Un test per diventare italiani

Dal 9 dicembre per richiedere il permesso di soggiorno di lungo periodo gli stranieri dovranno dimostrare di conoscere l’italiano.
immigrati

Se Michael Schumacher lavorasse ancora per la Ferrari, forse oggi si troverebbe in grande difficoltà: nonostante i tanti anni trascorsi a Maranello, la sua conoscenza dell’italiano è sempre stata limitata a brevi saluti e timidi balbettii. Dal 9 dicembre è scattato, infatti, l’obbligo per gli stranieri di superare un test d’italiano per ottenere un “permesso di soggiorno CE per soggiornanti di lungo periodo”. Una prova richiesta a coloro che non sono già in possesso di un titolo attestante una conoscenza di base della lingua di Dante.

 

Il test è obbligatorio per quegli stranieri che, vivendo in Italia da cinque anni, intendono ottenere un permesso di soggiorno a tempo indeterminato.
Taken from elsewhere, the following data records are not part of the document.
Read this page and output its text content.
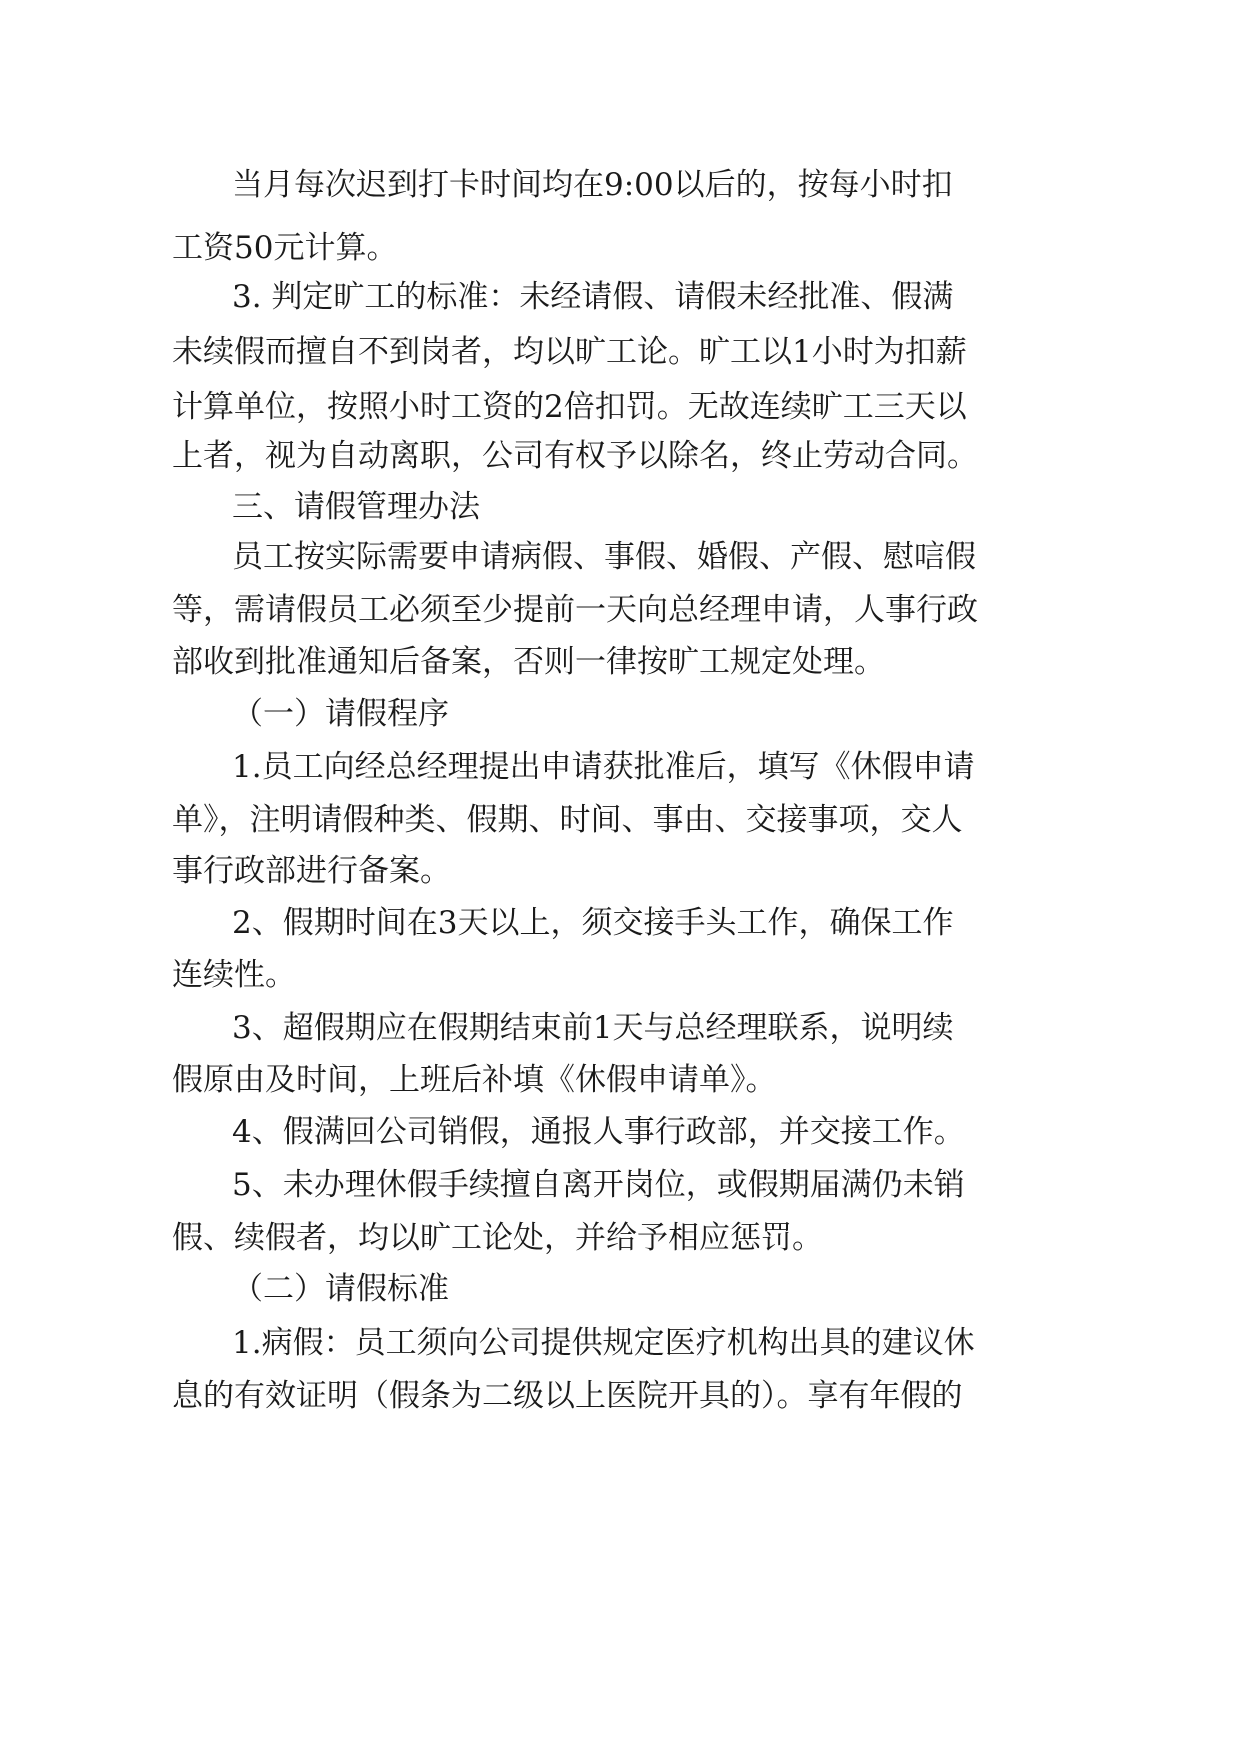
当月每次迟到打卡时间均在9:00以后的，按每小时扣
工资50元计算。
3. 判定旷工的标准：未经请假、请假未经批准、假满
未续假而擅自不到岗者，均以旷工论。旷工以1小时为扣薪
计算单位，按照小时工资的2倍扣罚。无故连续旷工三天以
上者，视为自动离职，公司有权予以除名，终止劳动合同。
三、请假管理办法
员工按实际需要申请病假、事假、婚假、产假、慰唁假
等，需请假员工必须至少提前一天向总经理申请，人事行政
部收到批准通知后备案，否则一律按旷工规定处理。
（一）请假程序
1.员工向经总经理提出申请获批准后，填写《休假申请
单》，注明请假种类、假期、时间、事由、交接事项，交人
事行政部进行备案。
2、假期时间在3天以上，须交接手头工作，确保工作
连续性。
3、超假期应在假期结束前1天与总经理联系，说明续
假原由及时间，上班后补填《休假申请单》。
4、假满回公司销假，通报人事行政部，并交接工作。
5、未办理休假手续擅自离开岗位，或假期届满仍未销
假、续假者，均以旷工论处，并给予相应惩罚。
（二）请假标准
1.病假：员工须向公司提供规定医疗机构出具的建议休
息的有效证明（假条为二级以上医院开具的）。享有年假的
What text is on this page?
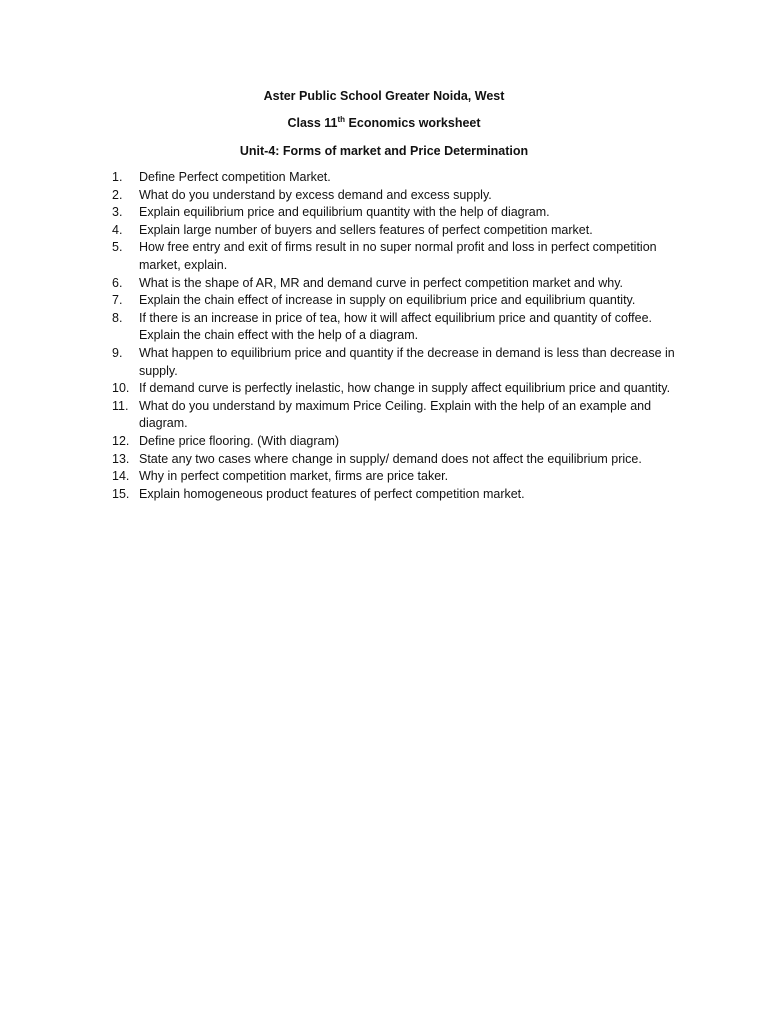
Aster Public School Greater Noida, West
Class 11th Economics worksheet
Unit-4: Forms of market and Price Determination
1.	Define Perfect competition Market.
2.	What do you understand by excess demand and excess supply.
3.	Explain equilibrium price and equilibrium quantity with the help of diagram.
4.	Explain large number of buyers and sellers features of perfect competition market.
5.	How free entry and exit of firms result in no super normal profit and loss in perfect competition market, explain.
6.	What is the shape of AR, MR and demand curve in perfect competition market and why.
7.	Explain the chain effect of increase in supply on equilibrium price and equilibrium quantity.
8.	If there is an increase in price of tea, how it will affect equilibrium price and quantity of coffee. Explain the chain effect with the help of a diagram.
9.	What happen to equilibrium price and quantity if the decrease in demand is less than decrease in supply.
10. If demand curve is perfectly inelastic, how change in supply affect equilibrium price and quantity.
11. What do you understand by maximum Price Ceiling. Explain with the help of an example and diagram.
12. Define price flooring. (With diagram)
13. State any two cases where change in supply/ demand does not affect the equilibrium price.
14. Why in perfect competition market, firms are price taker.
15. Explain homogeneous product features of perfect competition market.
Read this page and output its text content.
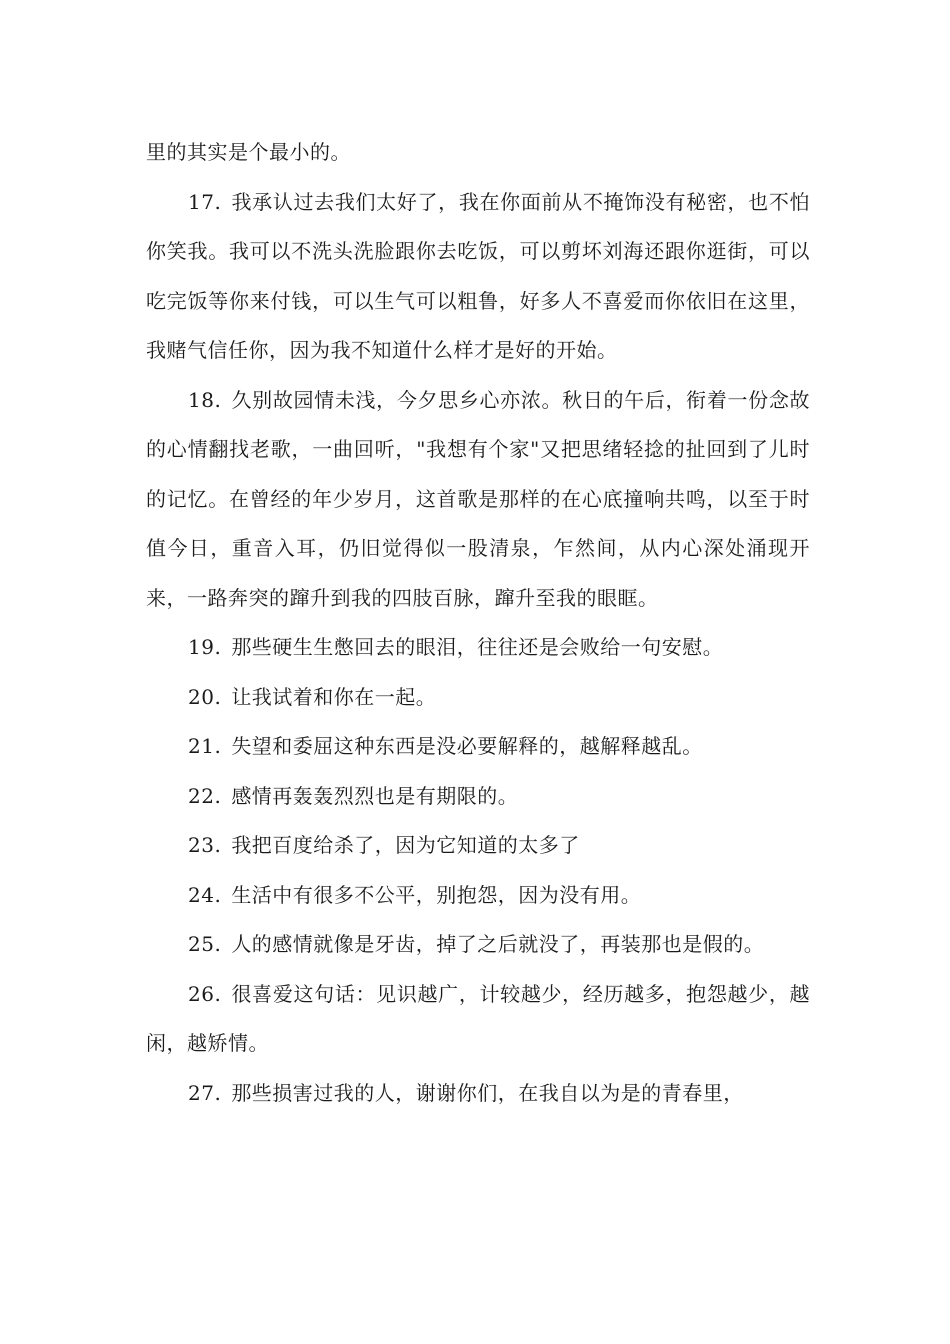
里的其实是个最小的。

17. 我承认过去我们太好了，我在你面前从不掩饰没有秘密，也不怕你笑我。我可以不洗头洗脸跟你去吃饭，可以剪坏刘海还跟你逛街，可以吃完饭等你来付钱，可以生气可以粗鲁，好多人不喜爱而你依旧在这里，我赌气信任你，因为我不知道什么样才是好的开始。

18. 久别故园情未浅，今夕思乡心亦浓。秋日的午后，衔着一份念故的心情翻找老歌，一曲回听，"我想有个家"又把思绪轻捻的扯回到了儿时的记忆。在曾经的年少岁月，这首歌是那样的在心底撞响共鸣，以至于时值今日，重音入耳，仍旧觉得似一股清泉，乍然间，从内心深处涌现开来，一路奔突的蹿升到我的四肢百脉，蹿升至我的眼眶。

19. 那些硬生生憋回去的眼泪，往往还是会败给一句安慰。

20. 让我试着和你在一起。

21. 失望和委屈这种东西是没必要解释的，越解释越乱。

22. 感情再轰轰烈烈也是有期限的。

23. 我把百度给杀了，因为它知道的太多了

24. 生活中有很多不公平，别抱怨，因为没有用。

25. 人的感情就像是牙齿，掉了之后就没了，再装那也是假的。

26. 很喜爱这句话：见识越广，计较越少，经历越多，抱怨越少，越闲，越矫情。

27. 那些损害过我的人，谢谢你们，在我自以为是的青春里，
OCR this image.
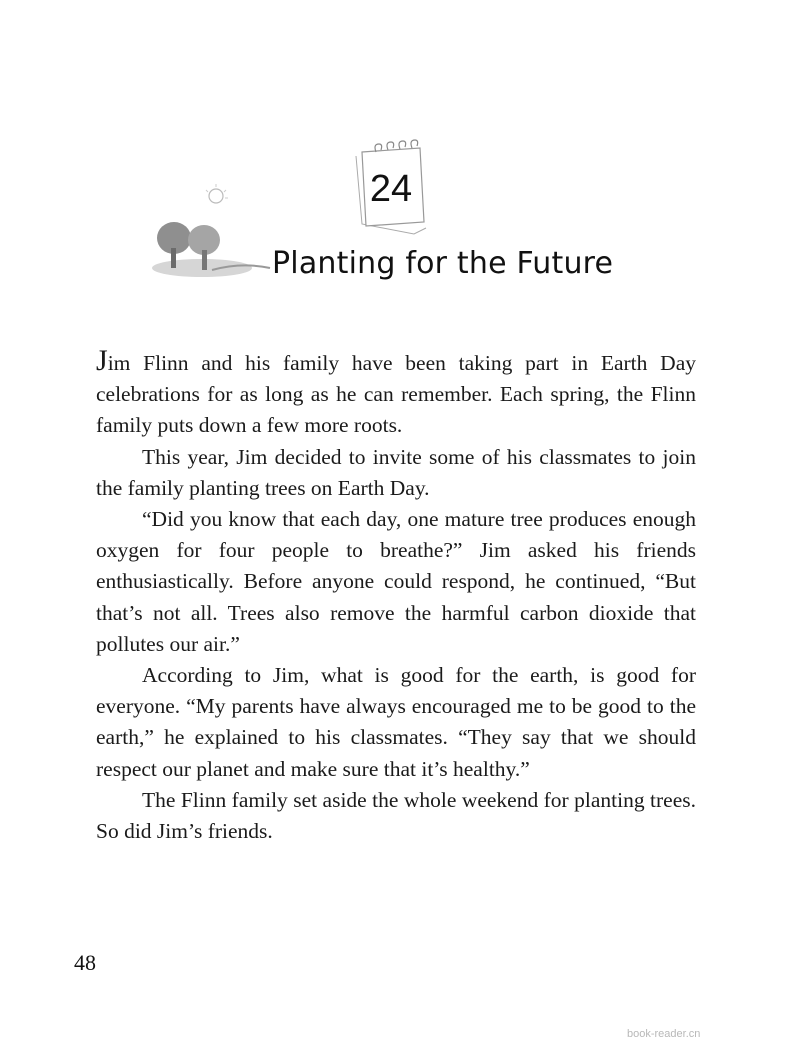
24
Planting for the Future

Jim Flinn and his family have been taking part in Earth Day celebrations for as long as he can remember. Each spring, the Flinn family puts down a few more roots.

This year, Jim decided to invite some of his classmates to join the family planting trees on Earth Day.

“Did you know that each day, one mature tree produces enough oxygen for four people to breathe?” Jim asked his friends enthusiastically. Before anyone could respond, he continued, “But that’s not all. Trees also remove the harmful carbon dioxide that pollutes our air.”

According to Jim, what is good for the earth, is good for everyone. “My parents have always encouraged me to be good to the earth,” he explained to his classmates. “They say that we should respect our planet and make sure that it’s healthy.”

The Flinn family set aside the whole weekend for planting trees. So did Jim’s friends.

48
book-reader.cn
Per affrontare le prove (la comprensione di un testo, di frasi e di espressione di uso frequente, con una soglia di sbarramento dell’ottanta per cento delle risposte), che si svolgeranno su un supporto informatico o, a scelta, per iscritto, ci si dovrà prenotare sul sito http://testitaliano.interno.it. Entro sessanta giorni, ci sarà la convocazione da parte della Prefettura. Successivamente, e soltanto se il test sarà superato, si potrà presentare la domanda alla Questura per richiedere il permesso di soggiorno.

 

Contenuto nel decreto firmato dai ministri dell’Interno, Roberto Maroni, e dell’Istruzione, Mariastella Gelmini, il provvedimento nasce dalla volontà di garantire maggiore sicurezza nelle città, ma è stato oggetto di numerose polemiche, soprattutto sull’eventuale esistenza di un legame diretto tra conoscenza della lingua italiana e rispetto delle leggi.

 

Certo, sapersi esprimere, comprendere coloro che sono vicini, è importante. Non soltanto nella vita di ogni giorno, ma anche nel mondo di lavoro. Tuttavia, sottolinea Alessandra Tornillo, docente e responsabile del coordinamento nel Dipartimento delle lingue presso l’Università pontificia Urbaniana di Roma, maggiore conoscenza della lingua italiana non significa maggiore integrazione. «Certamente – afferma – è un valore aggiunto. Se conosci la lingua, la comprendi e ti inculturi nel Paese dove ti trovi. L’importante è non improvvisarsi insegnanti. Ormai, non si parte più dall’approccio grammaticale, ma da quello comunicativo, che è più impegnativo per docenti e studenti, ma obbligando a pensare in italiano, favorisce l’inculturazione».

 

Per gli immigrati, questo non si traduce in una perdita di identità, delle proprie origini, delle proprie radici. C’è soltanto un arricchimento. «Con la conoscenza dell’italiano – aggiunge Tornillo – non si resta chiusi nel proprio mondo, viene favorito il dialogo, l’incontro con gli altri. Si abbattono i muri. Questo, però, a mio avviso non incide sulla questione della sicurezza. Tante persone parlano l’italiano, ma fanno scelte discutibili. Un discorso diverso sarebbe quello di aiutare le persone ad integrarsi, offrendo il servizio delle lingue straniere».

 

E se, come qualcuno ha ipotizzato, questo ulteriore vincolo porterà ad un aumento degli irregolari, lo si saprà soltanto nel lungo periodo. È vero però che se, maggiori requisiti vengono richiesti, più difficoltà si devono affrontare, per regolarizzare la propria posizione.